Figure 2. STED images of cultured rat hippocampal neurons stained with SiR-actin. Bottom image is a close-up view of part of the top image to clearly visualize actin rings (stripes) with 180 nm periodicity. Courtesy Of Elisa D'Este, MPI Biophysical Chemistry, Göttingen.
Q3: Are the SPY™ probes stable at room temperature?
A3: Yes, the probes are stable at room temperature for a few days. However, it strongly depends on the probe and the solvent. Thus, it is recommended to store all of the probes or solutions at –20°C.

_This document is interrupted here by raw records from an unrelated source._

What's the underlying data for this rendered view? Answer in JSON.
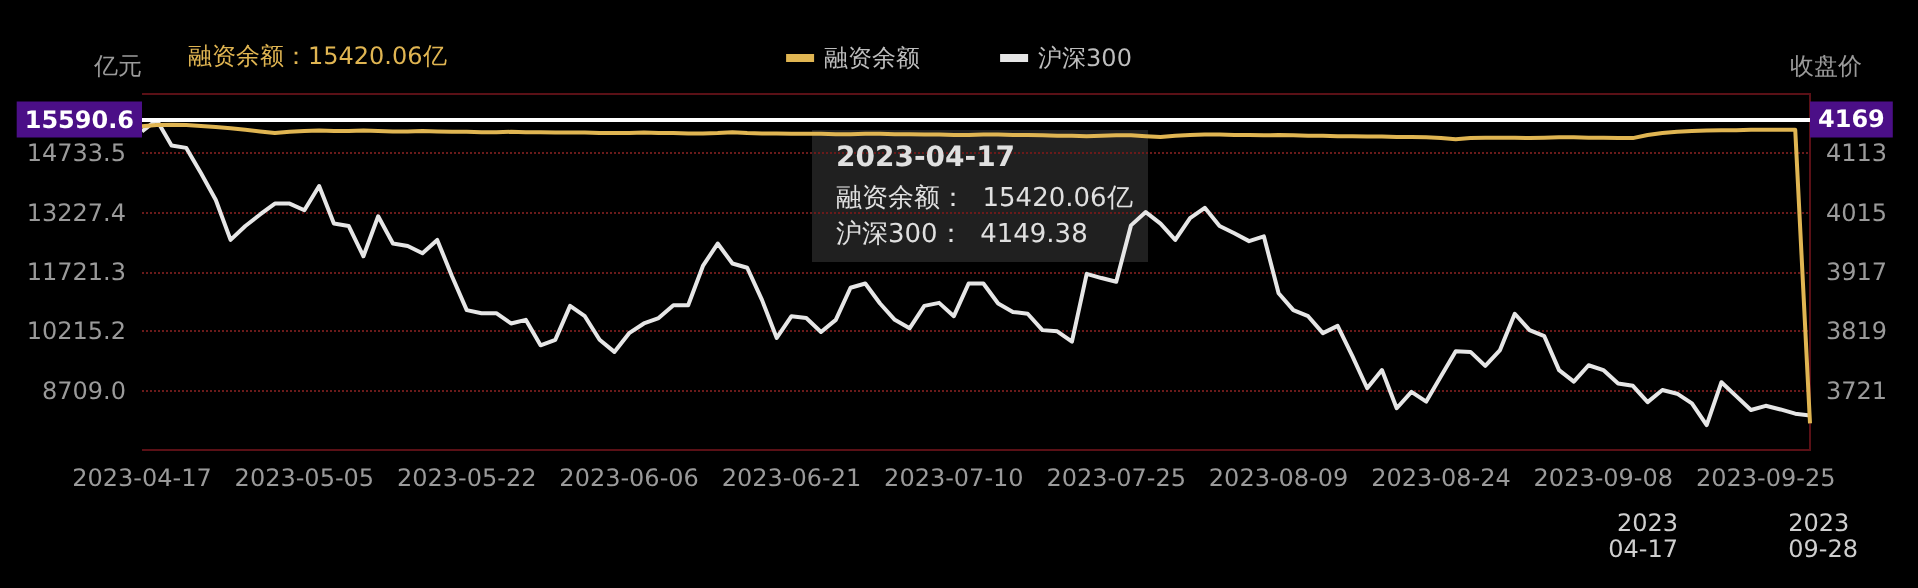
{
  "chart_data": {
    "type": "line",
    "categories": [
      "2023-04-17",
      null,
      null,
      null,
      null,
      null,
      null,
      null,
      null,
      null,
      null,
      "2023-05-05",
      null,
      null,
      null,
      null,
      null,
      null,
      null,
      null,
      null,
      null,
      "2023-05-22",
      null,
      null,
      null,
      null,
      null,
      null,
      null,
      null,
      null,
      null,
      "2023-06-06",
      null,
      null,
      null,
      null,
      null,
      null,
      null,
      null,
      null,
      null,
      "2023-06-21",
      null,
      null,
      null,
      null,
      null,
      null,
      null,
      null,
      null,
      null,
      "2023-07-10",
      null,
      null,
      null,
      null,
      null,
      null,
      null,
      null,
      null,
      null,
      "2023-07-25",
      null,
      null,
      null,
      null,
      null,
      null,
      null,
      null,
      null,
      null,
      "2023-08-09",
      null,
      null,
      null,
      null,
      null,
      null,
      null,
      null,
      null,
      null,
      "2023-08-24",
      null,
      null,
      null,
      null,
      null,
      null,
      null,
      null,
      null,
      null,
      "2023-09-08",
      null,
      null,
      null,
      null,
      null,
      null,
      null,
      null,
      null,
      null,
      "2023-09-25",
      null,
      null,
      null
    ],
    "series": [
      {
        "name": "融资余额",
        "color": "#e0b552",
        "values": [
          15420.06,
          15450,
          15460,
          15450,
          15430,
          15400,
          15370,
          15330,
          15290,
          15250,
          15280,
          15300,
          15310,
          15300,
          15300,
          15310,
          15300,
          15290,
          15290,
          15300,
          15290,
          15280,
          15280,
          15270,
          15270,
          15280,
          15270,
          15270,
          15260,
          15260,
          15260,
          15250,
          15250,
          15250,
          15260,
          15250,
          15250,
          15240,
          15240,
          15250,
          15270,
          15250,
          15240,
          15240,
          15230,
          15230,
          15230,
          15220,
          15220,
          15230,
          15230,
          15220,
          15220,
          15210,
          15210,
          15200,
          15200,
          15210,
          15210,
          15200,
          15200,
          15190,
          15180,
          15180,
          15170,
          15180,
          15190,
          15190,
          15170,
          15150,
          15180,
          15200,
          15210,
          15210,
          15200,
          15200,
          15190,
          15200,
          15190,
          15180,
          15180,
          15170,
          15170,
          15160,
          15160,
          15150,
          15150,
          15140,
          15120,
          15090,
          15120,
          15130,
          15130,
          15130,
          15120,
          15130,
          15140,
          15140,
          15130,
          15130,
          15120,
          15120,
          15200,
          15250,
          15280,
          15300,
          15310,
          15320,
          15320,
          15330,
          15330,
          15330,
          15330,
          7880
        ]
      },
      {
        "name": "沪深300",
        "color": "#e6e6e6",
        "axis": "y2",
        "values": [
          4149.38,
          4168,
          4126,
          4122,
          4080,
          4036,
          3970,
          3993,
          4012,
          4030,
          4030,
          4019,
          4059,
          3997,
          3993,
          3943,
          4009,
          3964,
          3960,
          3948,
          3970,
          3910,
          3854,
          3849,
          3849,
          3832,
          3838,
          3796,
          3805,
          3861,
          3844,
          3805,
          3785,
          3816,
          3832,
          3841,
          3862,
          3862,
          3927,
          3964,
          3931,
          3924,
          3871,
          3808,
          3844,
          3841,
          3818,
          3838,
          3891,
          3898,
          3865,
          3838,
          3824,
          3861,
          3866,
          3844,
          3898,
          3898,
          3865,
          3851,
          3848,
          3821,
          3819,
          3802,
          3914,
          3907,
          3901,
          3994,
          4016,
          3997,
          3970,
          4006,
          4023,
          3993,
          3981,
          3968,
          3976,
          3882,
          3854,
          3844,
          3816,
          3828,
          3778,
          3725,
          3755,
          3692,
          3719,
          3703,
          3745,
          3786,
          3785,
          3762,
          3788,
          3848,
          3821,
          3811,
          3755,
          3736,
          3763,
          3755,
          3733,
          3729,
          3702,
          3722,
          3716,
          3700,
          3664,
          3735,
          3712,
          3689,
          3696,
          3690,
          3683,
          3680
        ]
      }
    ],
    "ylim": [
      7202.9,
      16239.6
    ],
    "yticks": [
      {
        "value": 8709,
        "label": "8709.0"
      },
      10215.2,
      11721.3,
      13227.4,
      14733.5
    ],
    "y2lim": [
      3623,
      4211
    ],
    "y2ticks": [
      3721,
      3819,
      3917,
      4015,
      4113
    ],
    "ylabel": "亿元",
    "y2label": "收盘价",
    "ref_lines": [
      {
        "axis": "y",
        "value": 15590.6,
        "label": "15590.6",
        "color": "#ffffff"
      },
      {
        "axis": "y2",
        "value": 4169,
        "label": "4169",
        "color": "#ffffff"
      }
    ],
    "annotations": [
      "融资余额：15420.06亿",
      "2023-04-17",
      "融资余额：  15420.06亿",
      "沪深300：  4149.38",
      "2023\n04-17",
      "2023\n09-28"
    ],
    "grid": "y",
    "legend": "top",
    "marker": "none",
    "line_style": "solid"
  }
}
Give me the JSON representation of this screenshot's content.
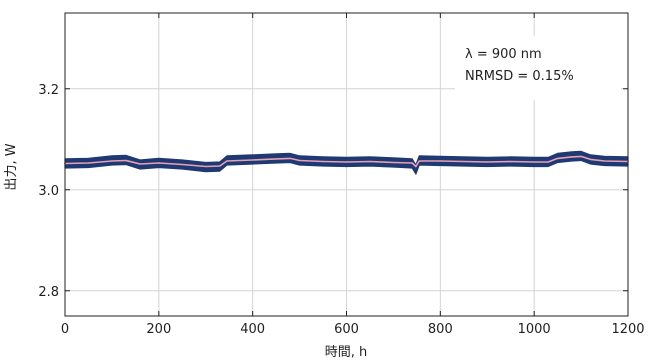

Q4: Are SPY-actin, SPY-DNA and SPY-tubulin toxic to cells?
A4: Yes, above a certain threshold both probes show some effect on cell proliferation and altered actin or microtubule dynamics. However, the probes are orders of magnitude less toxic than their parent drug. In HeLa cells, neither actin nor microtubule dynamics were altered at concentrations below 100 nM. At this concentration, SPY probes efficiently label microtubules and F-actin, allowing for the capture of high signal to noise images.
1. Hell S.W. and Wichmann J. 1994. Breaking the diffraction resolution limit by stimulated emission: stimulated-emission-depletion fluorescence microscopy. Opt. Lett. 19, 780-782.
2. D’Este E. et al. 2015. STED nanoscopy reveals the ubiquity of subcortical cytoskeleton periodicity in living neurons. Cell Rep. 10, 1246-1251.
3. Lukinavicius G. et al. 2013. A near-infrared fluorophore for live-cell super-resolution microscopy of cellular proteins. Nat. Chem. 5, 132-139.
4. Lukinavicius G. et al. 2014. Fluorogenic probes for live-cell imaging of the cytoskeleton.Nature Methods. 11, 731-733.